Ghazwul Fikri (perang pemikiran) oleh para pembenci dan phobia terhadap Islam terus berlangsung tanpa henti, mulai dari kemunculannya di Mekkah hingga zaman modern ini. Umat muslim dijauhkam dari pemikiran Islam termasuk ajaran-ajarannya. Kemudian menyunguhkan ide-ide baru dari barat yang notabene bertentangan dengan ajaran Islam.
Saat ini pemikiran mereka telah merasuki dan membelah personalitas dan kepribadian kaum muslimin yang pasrah dan rela mengenakan payung kapitalisme – sekuler ala barat dalam tatanan berpikir dan kehidupan mereka.
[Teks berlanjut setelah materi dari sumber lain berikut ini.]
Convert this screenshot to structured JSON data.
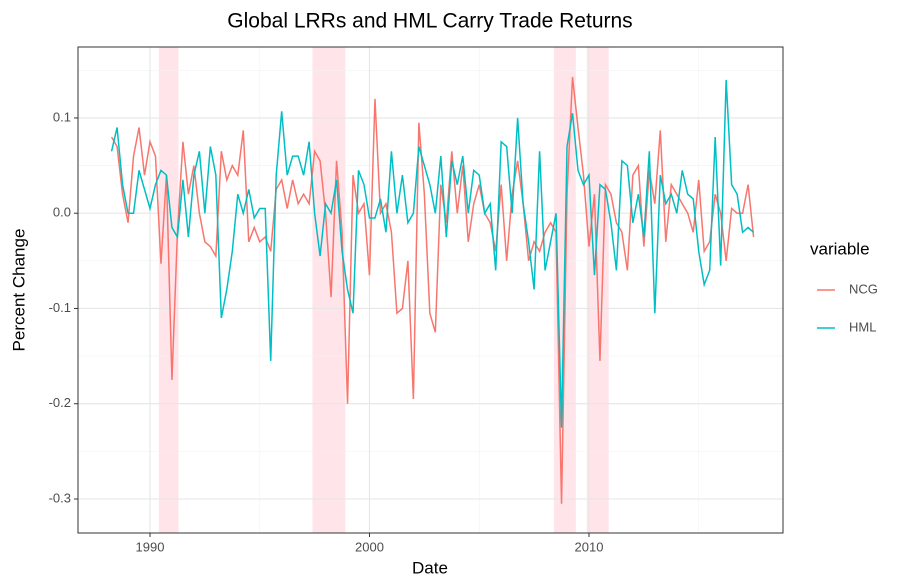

Ini bukan langkah maju tapi sebaliknya sebuah kemunduran yang kelak menghancurkan nilai dan martabat perempuan.
Wanita dalam Pandangan Islam
Sebelum Islam datang, masyarakat Arab merasakan malu jika melahirkan anak perempuan. Kelahiran seorang perempuan dalam keluarga adalah sebuah aib. Maka bayi perempuan harus ditiadakan dengan segala cara bahkan menguburnya hidup hidup tanpa belas kasih.
Namun ketika cahaya Islam yang dibawa oleh Muhammad Rasulullah SAW datang 14 abad lalu, martabat dan kedudukan perempuan dimuliakan. Perempuan dan laki laki memiliki hak yang sama di hadapan Allah SWT. Perempuan tak lagi menjadi aib dan dikucilkan tapi sebaliknya perempuan sebagai ujung tombak dimulainya sebuah peradaban baru.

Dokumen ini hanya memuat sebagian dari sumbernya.